Suppose that 0.490 mol of methane, CH4(g), is reacted with 0.640 mol of fluorine, F2(g), forming CF4(g) and HF(g) as sole products. Assuming that the reaction occurs at constant pressure, how much heat is released?
CH4 + 4F2 ==> CF4 + 4HF
Determine the limiting reagent (LR).
mols CH4 = 0.490
mols F = 0.640
F must be the LR.
Then
dHo rxn = (n*dHo products) = (n*dHo reactants) and that will be for the reaction as written. You didn't have 4 mols F2, you had only 0.640. Correct for that. Post your work if you get stuck AND post the dHo values you used.
To determine how much heat is released during the reaction, we need to use the balanced chemical equation and the molar enthalpies of formation for the reactants and products.
The balanced chemical equation for the reaction is:
CH4(g) + 2F2(g) -> CF4(g) + 2HF(g)
The molar enthalpy of formation (∆Hf) for methane (CH4), fluorine (F2), carbon tetrafluoride (CF4), and hydrogen fluoride (HF) are as follows:
∆Hf(CH4) = -74.8 kJ/mol
∆Hf(F2) = 0 kJ/mol
∆Hf(CF4) = -94.6 kJ/mol
∆Hf(HF) = -271.0 kJ/mol
Let's calculate the heat released step-by-step below:
1. Calculate the moles of reactants:
Moles of CH4 = 0.490 mol
Moles of F2 = 0.640 mol
2. Determine the limiting reactant (the reactant that is completely consumed):
From the balanced equation, we can see that the stoichiometry is 1:2 for CH4:F2. Since we have more moles of F2 than CH4, CH4 is the limiting reactant.
3. Calculate the moles of products formed:
From the stoichiometry of the balanced equation, we can determine the moles of products formed:
Moles of CF4 = 0.490 mol (CH4) x (1 mol CF4 / 1 mol CH4) = 0.490 mol
Moles of HF = 0.490 mol (CH4) x (2 mol HF / 1 mol CH4) = 0.980 mol
4. Calculate the heat released for each product:
Heat released for CF4 = Moles of CF4 x ∆Hf(CF4)
Heat released for HF = Moles of HF x ∆Hf(HF)
Heat released for CF4 = 0.490 mol x (-94.6 kJ/mol) = -46.294 kJ
Heat released for HF = 0.980 mol x (-271.0 kJ/mol) = -265.58 kJ
5. Calculate the total heat released:
Total heat released = Heat released for CF4 + Heat released for HF
Total heat released = (-46.294 kJ) + (-265.58 kJ) = -311.874 kJ
Therefore, the heat released during the reaction is approximately -311.874 kJ.

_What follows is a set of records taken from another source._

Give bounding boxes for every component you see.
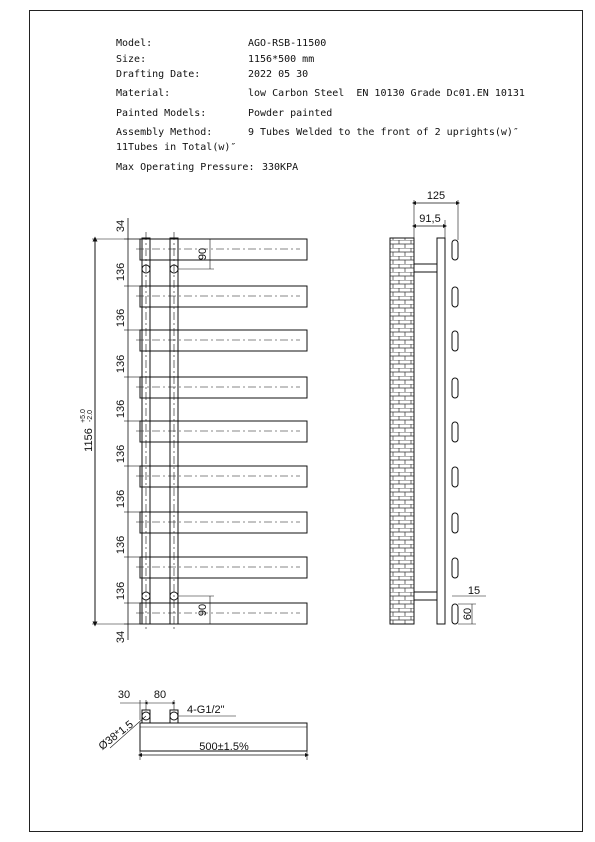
bracket-top bbox=[414, 264, 437, 272]
spec-pressure-value: 330KPA bbox=[262, 162, 299, 173]
tube-profile-3 bbox=[452, 331, 458, 351]
dim-spacing-5: 136 bbox=[115, 444, 127, 464]
spec-date-label: Drafting Date: bbox=[116, 69, 201, 80]
spec-painted-value: Powder painted bbox=[248, 108, 333, 119]
dim-tube-width: 15 bbox=[467, 585, 481, 597]
tube-5 bbox=[140, 421, 307, 442]
tube-2 bbox=[140, 286, 307, 307]
spec-pressure-label: Max Operating Pressure: bbox=[116, 162, 255, 173]
dim-centers: 80 bbox=[153, 689, 167, 701]
dim-height-tol-minus: -2.0 bbox=[87, 409, 94, 423]
tube-3 bbox=[140, 330, 307, 351]
dim-thread: 4-G1/2" bbox=[187, 704, 225, 716]
dim-spacing-3: 136 bbox=[115, 354, 127, 374]
tube-profile-2 bbox=[452, 287, 458, 307]
dim-spacing-1: 136 bbox=[115, 262, 127, 282]
tube-8 bbox=[140, 557, 307, 578]
dim-bottom: 34 bbox=[115, 630, 127, 644]
dim-spacing-2: 136 bbox=[115, 308, 127, 328]
tube-profile-5 bbox=[452, 422, 458, 442]
tube-6 bbox=[140, 466, 307, 487]
dim-width: 500±1.5% bbox=[199, 741, 249, 753]
dim-offset: 91,5 bbox=[419, 213, 441, 225]
spec-size-label: Size: bbox=[116, 54, 147, 65]
bracket-bottom bbox=[414, 592, 437, 600]
dim-valve-top: 90 bbox=[197, 247, 209, 261]
tube-profile-4 bbox=[452, 378, 458, 398]
dim-spacing-6: 136 bbox=[115, 489, 127, 509]
tube-1 bbox=[140, 239, 307, 260]
dim-total-height: 1156 bbox=[83, 428, 95, 452]
tube-profile-7 bbox=[452, 513, 458, 533]
side-view bbox=[390, 200, 486, 624]
dim-tube-height: 60 bbox=[462, 607, 474, 621]
spec-material-label: Material: bbox=[116, 88, 171, 99]
bottom-valve-right-circle bbox=[170, 712, 178, 720]
spec-painted-label: Painted Models: bbox=[116, 108, 207, 119]
dim-diameter: Ø38*1.5 bbox=[96, 718, 136, 753]
tube-profile-6 bbox=[452, 467, 458, 487]
dim-depth: 125 bbox=[426, 190, 446, 202]
spec-assembly-value: 9 Tubes Welded to the front of 2 uprights(w)″ bbox=[248, 127, 519, 138]
spec-material-value: low Carbon Steel EN 10130 Grade Dc01.EN 10131 bbox=[248, 88, 525, 99]
dim-top: 34 bbox=[115, 219, 127, 233]
spec-date-value: 2022 05 30 bbox=[248, 69, 309, 80]
tube-profile-1 bbox=[452, 240, 458, 260]
tube-4 bbox=[140, 377, 307, 398]
wall-section bbox=[390, 238, 414, 624]
dim-spacing-7: 136 bbox=[115, 535, 127, 555]
tube-7 bbox=[140, 512, 307, 533]
spec-assembly-label: Assembly Method: bbox=[116, 127, 213, 138]
dim-spacing-4: 136 bbox=[115, 399, 127, 419]
tube-profile-9 bbox=[452, 604, 458, 624]
dim-height-tol-plus: +5.0 bbox=[80, 409, 87, 423]
spec-model-value: AGO-RSB-11500 bbox=[248, 38, 327, 49]
dim-valve-bottom: 90 bbox=[197, 603, 209, 617]
tube-9 bbox=[140, 603, 307, 624]
tube-profile-8 bbox=[452, 558, 458, 578]
upright-side bbox=[437, 238, 445, 624]
dim-edge: 30 bbox=[117, 689, 131, 701]
spec-assembly-cont: 11Tubes in Total(w)″ bbox=[116, 142, 237, 153]
dim-spacing-8: 136 bbox=[115, 581, 127, 601]
spec-size-value: 1156*500 mm bbox=[248, 54, 315, 65]
spec-model-label: Model: bbox=[116, 38, 153, 49]
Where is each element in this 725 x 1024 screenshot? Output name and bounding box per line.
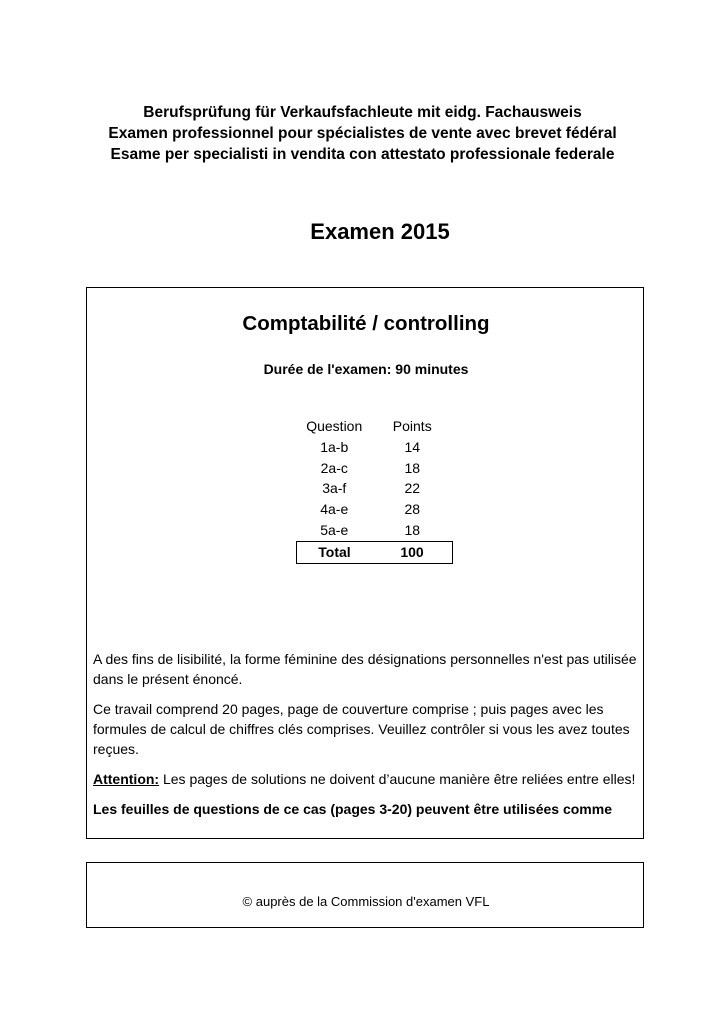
header-line-italian: Esame per specialisti in vendita con attestato professionale federale [110,146,615,163]
question-sheets-note: Les feuilles de questions de ce cas (pages 3-20) peuvent être utilisées comme [93,801,612,817]
points-cell: 14 [404,438,421,455]
attention-note [93,769,641,789]
points-table [296,416,453,564]
question-cell: 5a-e [320,521,349,538]
attention-label: Attention: [93,771,160,787]
exam-header [0,102,725,165]
points-cell: 22 [404,480,421,497]
exam-notes [93,649,641,829]
table-row [297,520,453,541]
question-cell: 2a-c [320,459,348,476]
points-cell: 28 [404,501,421,518]
question-cell: 3a-f [322,480,347,497]
attention-text: Les pages de solutions ne doivent d’aucune manière être reliées entre elles! [159,771,636,787]
question-cell: 1a-b [320,438,349,455]
exam-duration: Durée de l'examen: 90 minutes [263,361,469,377]
exam-info-box [86,287,644,839]
table-row [297,458,453,479]
exam-title: Examen 2015 [310,219,450,244]
header-line-french: Examen professionnel pour spécialistes de vente avec brevet fédéral [108,125,617,142]
question-cell: 4a-e [320,501,349,518]
table-row [297,499,453,520]
table-row [297,478,453,499]
column-header-points: Points [392,418,432,434]
table-row [297,437,453,458]
total-row [297,541,453,563]
points-cell: 18 [404,459,421,476]
column-header-question: Question [306,418,363,434]
total-points: 100 [372,541,453,563]
header-line-german: Berufsprüfung für Verkaufsfachleute mit eidg. Fachausweis [143,104,582,121]
total-label: Total [297,541,373,563]
copyright-notice: © auprès de la Commission d'examen VFL [242,894,490,909]
page-count-note: Ce travail comprend 20 pages, page de couverture comprise ; puis pages avec les formules de calcul de chiffres clés comprises. Veuillez contrôler si vous les avez toutes reçues. [93,701,630,757]
points-cell: 18 [404,521,421,538]
points-table-header-row [297,416,453,437]
readability-note: A des fins de lisibilité, la forme féminine des désignations personnelles n'est pas utilisée dans le présent énoncé. [93,651,637,687]
footer-box [86,862,644,928]
subject-title: Comptabilité / controlling [242,312,490,335]
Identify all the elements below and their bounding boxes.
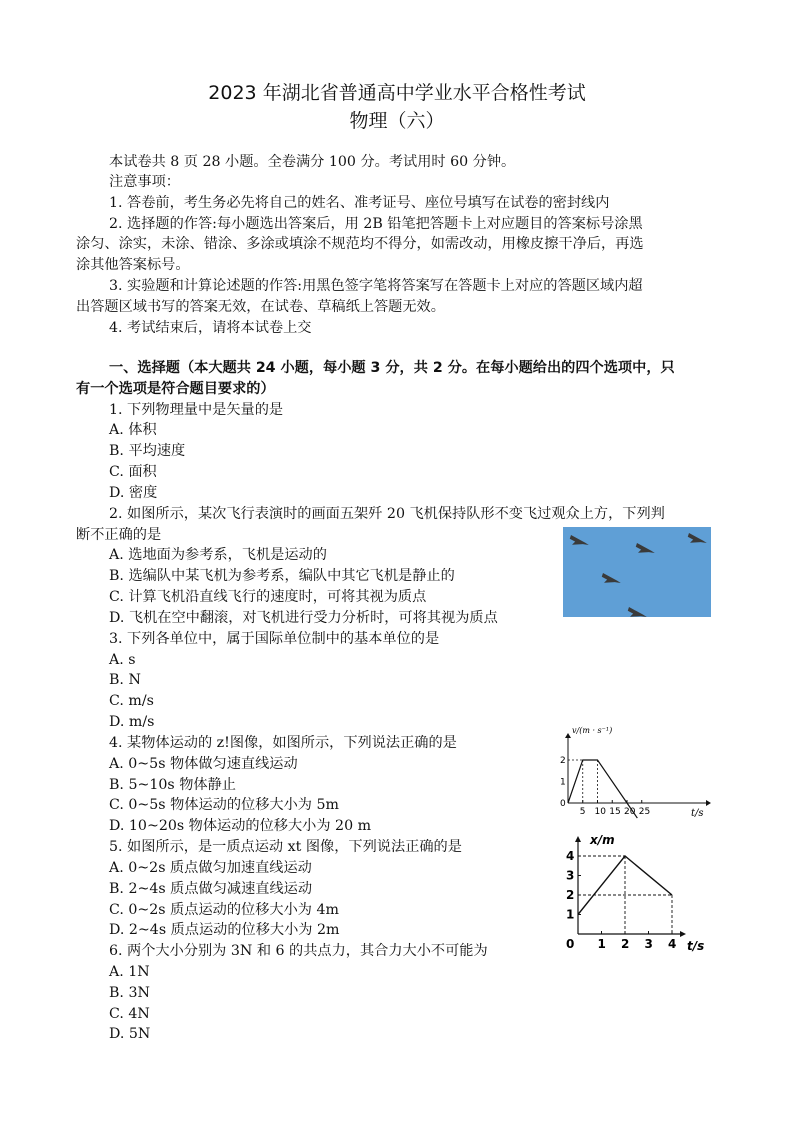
option-line: C. 0~5s 物体运动的位移大小为 5m bbox=[109, 797, 339, 813]
option-line: A. 1N bbox=[109, 964, 150, 980]
question-line: 5. 如图所示，是一质点运动 xt 图像，下列说法正确的是 bbox=[109, 839, 462, 855]
option-line: A. 选地面为参考系，飞机是运动的 bbox=[109, 547, 327, 563]
xt-x-tick-label: 1 bbox=[597, 937, 606, 951]
vt-ylabel: v/(m · s⁻¹) bbox=[572, 726, 613, 735]
section-heading: 一、选择题（本大题共 24 小题，每小题 3 分，共 2 分。在每小题给出的四个选项中，只 bbox=[109, 360, 675, 376]
question-line: 3. 下列各单位中，属于国际单位制中的基本单位的是 bbox=[109, 631, 440, 647]
option-line: C. m/s bbox=[109, 693, 154, 709]
jet-formation-image bbox=[563, 527, 711, 617]
intro-line: 2. 选择题的作答:每小题选出答案后，用 2B 铅笔把答题卡上对应题目的答案标号涂黑 bbox=[109, 216, 643, 232]
vt-graph bbox=[558, 722, 718, 826]
sky-background bbox=[563, 527, 711, 617]
xt-y-tick-label: 1 bbox=[566, 907, 575, 922]
option-line: C. 4N bbox=[109, 1006, 150, 1022]
xt-y-tick-label: 3 bbox=[566, 868, 575, 883]
option-line: D. 密度 bbox=[109, 485, 158, 501]
option-line: B. N bbox=[109, 672, 141, 688]
xt-y-tick-label: 4 bbox=[566, 849, 575, 863]
option-line: C. 0~2s 质点运动的位移大小为 4m bbox=[109, 902, 339, 918]
vt-xlabel: t/s bbox=[691, 808, 704, 819]
option-line: B. 5~10s 物体静止 bbox=[109, 777, 236, 793]
option-line: B. 2~4s 质点做匀减速直线运动 bbox=[109, 881, 313, 897]
exam-title: 2023 年湖北省普通高中学业水平合格性考试 bbox=[208, 82, 586, 104]
option-line: B. 平均速度 bbox=[109, 443, 186, 459]
question-line: 1. 下列物理量中是矢量的是 bbox=[109, 402, 284, 418]
vt-axes bbox=[565, 733, 711, 806]
intro-line: 注意事项： bbox=[109, 174, 180, 190]
vt-velocity-arrow bbox=[565, 733, 571, 738]
xt-x-tick-label: 2 bbox=[621, 937, 630, 951]
option-line: C. 计算飞机沿直线飞行的速度时，可将其视为质点 bbox=[109, 589, 427, 605]
xt-time-arrow bbox=[680, 931, 686, 937]
section-heading: 有一个选项是符合题目要求的） bbox=[76, 381, 275, 397]
xt-ylabel: x/m bbox=[590, 833, 615, 847]
intro-line: 出答题区域书写的答案无效，在试卷、草稿纸上答题无效。 bbox=[76, 299, 445, 315]
intro-line: 本试卷共 8 页 28 小题。全卷满分 100 分。考试用时 60 分钟。 bbox=[109, 154, 516, 170]
option-line: D. m/s bbox=[109, 714, 155, 730]
question-line: 4. 某物体运动的 z!图像，如图所示，下列说法正确的是 bbox=[109, 735, 457, 751]
vt-time-arrow bbox=[706, 800, 711, 806]
option-line: D. 5N bbox=[109, 1026, 151, 1042]
xt-origin-label: 0 bbox=[566, 937, 575, 951]
question-line: 2. 如图所示，某次飞行表演时的画面五架歼 20 飞机保持队形不变飞过观众上方，下列判 bbox=[109, 506, 665, 522]
vt-origin-label: 0 bbox=[560, 799, 566, 809]
xt-xlabel: t/s bbox=[687, 939, 705, 953]
xt-plot bbox=[578, 856, 672, 934]
option-line: C. 面积 bbox=[109, 464, 157, 480]
option-line: D. 2~4s 质点运动的位移大小为 2m bbox=[109, 922, 340, 938]
intro-line: 3. 实验题和计算论述题的作答:用黑色签字笔将答案写在答题卡上对应的答题区域内超 bbox=[109, 278, 643, 294]
xt-y-tick-label: 2 bbox=[566, 888, 575, 902]
vt-y-tick-label: 2 bbox=[560, 756, 566, 766]
option-line: D. 10~20s 物体运动的位移大小为 20 m bbox=[109, 818, 372, 834]
vt-x-tick-label: 5 bbox=[579, 807, 586, 817]
intro-line: 4. 考试结束后，请将本试卷上交 bbox=[109, 320, 312, 336]
vt-x-tick-label: 20 bbox=[624, 807, 636, 817]
xt-ticks bbox=[566, 849, 676, 951]
xt-position-arrow bbox=[575, 836, 581, 842]
option-line: A. 体积 bbox=[109, 422, 157, 438]
option-line: A. 0~2s 质点做匀加速直线运动 bbox=[109, 860, 312, 876]
xt-x-tick-label: 4 bbox=[668, 937, 677, 951]
option-line: A. 0~5s 物体做匀速直线运动 bbox=[109, 756, 298, 772]
option-line: D. 飞机在空中翻滚，对飞机进行受力分析时，可将其视为质点 bbox=[109, 610, 498, 626]
option-line: B. 选编队中某飞机为参考系，编队中其它飞机是静止的 bbox=[109, 568, 455, 584]
intro-line: 1. 答卷前，考生务必先将自己的姓名、准考证号、座位号填写在试卷的密封线内 bbox=[109, 195, 610, 211]
vt-x-tick-label: 10 bbox=[594, 807, 606, 817]
intro-line: 涂匀、涂实，未涂、错涂、多涂或填涂不规范均不得分，如需改动，用橡皮擦干净后，再选 bbox=[76, 236, 644, 252]
intro-line: 涂其他答案标号。 bbox=[76, 257, 190, 273]
xt-x-tick-label: 3 bbox=[644, 937, 653, 951]
vt-x-tick-label: 25 bbox=[638, 807, 651, 817]
exam-subtitle: 物理（六） bbox=[349, 110, 445, 132]
xt-series-line bbox=[578, 856, 672, 915]
vt-y-tick-label: 1 bbox=[560, 777, 566, 788]
xt-axes bbox=[575, 836, 686, 937]
question-line: 断不正确的是 bbox=[76, 527, 162, 543]
option-line: B. 3N bbox=[109, 985, 150, 1001]
xt-graph bbox=[560, 830, 710, 954]
option-line: A. s bbox=[109, 652, 136, 668]
question-line: 6. 两个大小分别为 3N 和 6 的共点力，其合力大小不可能为 bbox=[109, 943, 488, 959]
vt-x-tick-label: 15 bbox=[609, 807, 621, 817]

To determine the amount of heat released in this reaction, we need to use the concept of enthalpy change (∆H) and the stoichiometry of the reaction. The balanced chemical equation for the reaction is:
CH4(g) + 2F2(g) -> CF4(g) + 4HF(g)
The stoichiometric coefficients tell us that 1 mole of methane reacts with 2 moles of fluorine to produce 1 mole of carbon tetrafluoride and 4 moles of hydrogen fluoride.
Now, we need to look up the standard enthalpy change (∆H°) values for each of the reactions involved. The given standard enthalpy changes are as follows:
∆H°f(CH4) = -74.80 kJ/mol
∆H°f(F2) = 0 kJ/mol
∆H°f(CF4) = -95.44 kJ/mol
∆H°f(HF) = -273.30 kJ/mol
Since we are given the amount of methane (0.490 mol) and fluorine (0.640 mol), we can calculate the moles of product formed using the stoichiometric ratios.
According to the stoichiometry,
1 mole of methane produces 1 mole of CF4, and
1 mole of methane produces 4 moles of HF.
So, using the number of moles of methane, we have:
0.490 mol CH4 x (1 mol CF4 / 1 mol CH4) = 0.490 mol CF4
0.490 mol CH4 x (4 mol HF / 1 mol CH4) = 1.96 mol HF
Now that we have the moles of each product, we can calculate the total heat released using the equation:
∆H = ∑(∆H°f(products)) - ∑(∆H°f(reactants))
Calculating the heat released:
∆H = [∆H°f(CF4) + ∆H°f(HF)] - [∆H°f(CH4) + 2∆H°f(F2)]
= [-95.44 kJ/mol + (-273.30 kJ/mol)] - [-74.80 kJ/mol + 2(0 kJ/mol)]
= -368.74 kJ/mol + 74.80 kJ/mol
= -293.94 kJ/mol
So, for the given amount of reactants, the reaction releases -293.94 kJ of heat. Note that the negative sign indicates that the reaction is exothermic (releasing heat).